The seniority of Hon Biti both in the MDC and Government makes his statements more worrisome than if they had been said by any other.

The reason why most cases are not being finalized at the Labour Courts is because Minister Biti lacks emotional empathy and sympathy for the prejudiced employees who have been unlawfully laid off and fought for years in some cases decades to reverse the injustices they have been meted by unscrupulous and powerful employers.

If he had he would have long paid attention to numerous reports and recommendations from the courts to address the paralysis in the courts caused by migration to multi currency usage without guidance on what should happen to cases that occurred during the Zimdollar era that spilled into the Multicurrency era before resolution.

With his attitude that employers are always on the losing side in retrenchment cases it is not surprising why he has not been willing to order that courts must convert pre-multi currency claims to multi currency equivalents to the official Reserve Bank rate of exchange prevailing at the time the disputed separations occurred.

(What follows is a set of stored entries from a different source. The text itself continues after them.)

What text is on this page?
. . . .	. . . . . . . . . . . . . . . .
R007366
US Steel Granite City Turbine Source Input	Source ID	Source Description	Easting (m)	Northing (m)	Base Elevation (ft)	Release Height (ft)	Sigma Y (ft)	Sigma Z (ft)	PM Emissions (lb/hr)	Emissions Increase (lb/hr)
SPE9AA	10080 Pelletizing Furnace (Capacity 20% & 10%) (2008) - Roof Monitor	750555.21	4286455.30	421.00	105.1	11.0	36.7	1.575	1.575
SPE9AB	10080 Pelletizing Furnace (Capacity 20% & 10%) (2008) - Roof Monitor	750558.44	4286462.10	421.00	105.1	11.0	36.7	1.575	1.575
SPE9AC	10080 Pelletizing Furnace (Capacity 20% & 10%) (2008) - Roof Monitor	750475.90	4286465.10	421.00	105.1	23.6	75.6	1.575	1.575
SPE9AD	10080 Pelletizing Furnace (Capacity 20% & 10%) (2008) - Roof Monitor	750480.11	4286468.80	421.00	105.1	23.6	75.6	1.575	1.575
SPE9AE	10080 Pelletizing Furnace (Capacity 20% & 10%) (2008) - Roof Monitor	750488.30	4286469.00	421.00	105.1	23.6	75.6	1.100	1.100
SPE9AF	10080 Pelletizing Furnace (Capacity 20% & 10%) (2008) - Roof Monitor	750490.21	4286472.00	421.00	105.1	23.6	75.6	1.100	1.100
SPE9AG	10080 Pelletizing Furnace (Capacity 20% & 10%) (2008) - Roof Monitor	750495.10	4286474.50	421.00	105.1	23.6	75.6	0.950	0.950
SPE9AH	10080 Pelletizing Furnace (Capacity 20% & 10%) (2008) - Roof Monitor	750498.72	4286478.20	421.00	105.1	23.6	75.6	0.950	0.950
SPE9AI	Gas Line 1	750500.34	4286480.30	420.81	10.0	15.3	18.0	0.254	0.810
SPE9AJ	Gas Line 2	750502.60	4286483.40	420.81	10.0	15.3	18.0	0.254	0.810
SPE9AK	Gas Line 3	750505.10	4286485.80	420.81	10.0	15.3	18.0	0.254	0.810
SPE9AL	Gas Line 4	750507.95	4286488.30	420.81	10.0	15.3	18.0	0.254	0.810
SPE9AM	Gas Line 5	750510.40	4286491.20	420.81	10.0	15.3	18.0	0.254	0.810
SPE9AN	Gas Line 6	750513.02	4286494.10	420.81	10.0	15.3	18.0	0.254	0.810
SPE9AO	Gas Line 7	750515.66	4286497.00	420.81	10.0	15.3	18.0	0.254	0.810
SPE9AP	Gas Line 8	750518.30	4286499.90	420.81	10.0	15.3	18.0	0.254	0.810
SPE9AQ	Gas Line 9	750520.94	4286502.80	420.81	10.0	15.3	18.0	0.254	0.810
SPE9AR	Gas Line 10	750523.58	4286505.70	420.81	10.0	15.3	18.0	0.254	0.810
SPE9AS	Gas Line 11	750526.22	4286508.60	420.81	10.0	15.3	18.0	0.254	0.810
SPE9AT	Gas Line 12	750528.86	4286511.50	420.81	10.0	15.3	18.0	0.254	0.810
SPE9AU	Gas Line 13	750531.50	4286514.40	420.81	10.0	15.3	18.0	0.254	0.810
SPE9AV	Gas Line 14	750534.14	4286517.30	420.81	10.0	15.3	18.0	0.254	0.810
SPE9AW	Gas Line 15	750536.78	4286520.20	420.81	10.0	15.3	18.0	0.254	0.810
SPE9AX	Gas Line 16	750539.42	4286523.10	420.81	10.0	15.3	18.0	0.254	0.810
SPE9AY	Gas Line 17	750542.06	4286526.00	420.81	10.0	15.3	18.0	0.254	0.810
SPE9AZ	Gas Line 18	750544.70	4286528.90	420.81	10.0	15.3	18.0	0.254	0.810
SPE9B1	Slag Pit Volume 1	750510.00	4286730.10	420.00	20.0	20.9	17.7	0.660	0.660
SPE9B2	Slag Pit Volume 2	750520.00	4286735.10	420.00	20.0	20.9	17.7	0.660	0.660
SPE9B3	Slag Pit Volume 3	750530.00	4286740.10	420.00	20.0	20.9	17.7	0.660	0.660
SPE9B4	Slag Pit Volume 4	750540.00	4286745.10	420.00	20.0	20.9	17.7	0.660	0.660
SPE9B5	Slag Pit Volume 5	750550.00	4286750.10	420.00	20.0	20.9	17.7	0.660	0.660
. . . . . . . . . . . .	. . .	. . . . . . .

But the same employers he wrongly believes are now holding the losing end in severance package backed separations had access to the funds they denied the employees whose contracts they knew they had willfully and deliberately terminated unlawfully in the security of knowledge that even if they were to be ordered by the courts to reinstate or retrench by way of damages in lieu of illegal terminations the payments would amount to nothing after hyperinflation interventions are taken into account.

How Biti who has been so incisive in his assessment of issues troubling the country has failed to see through the smokescreen put up by employers that they are handicapped by stringent retrenchment laws from turning around companies is surprising.

It is a ruse that has absolutely no justification because the same employers have made substantive profits from the use of the same employees that they have invested elsewhere and are still yielding benefit to them but that they do not want to prop up institutions they have looted.

They would rather see the Minister dig his own political grave by confronting his key worker constituency with labour laws that endear him to the filthy rich employers who sucked wealth from the impoverished workers now being squarely burdened to pay the price for the looting by the employers through unjustified and easy to implement retrenchments.

Unless the review of the Labour Act improves the security of tenure in jobs by workers the MDC will invite protest votes against it in any future elections and that is political suicide the party can ill afford at a time when Zanu PF is leaving no stone unturned in its efforts to reclaim the lost confidence of the workers in it.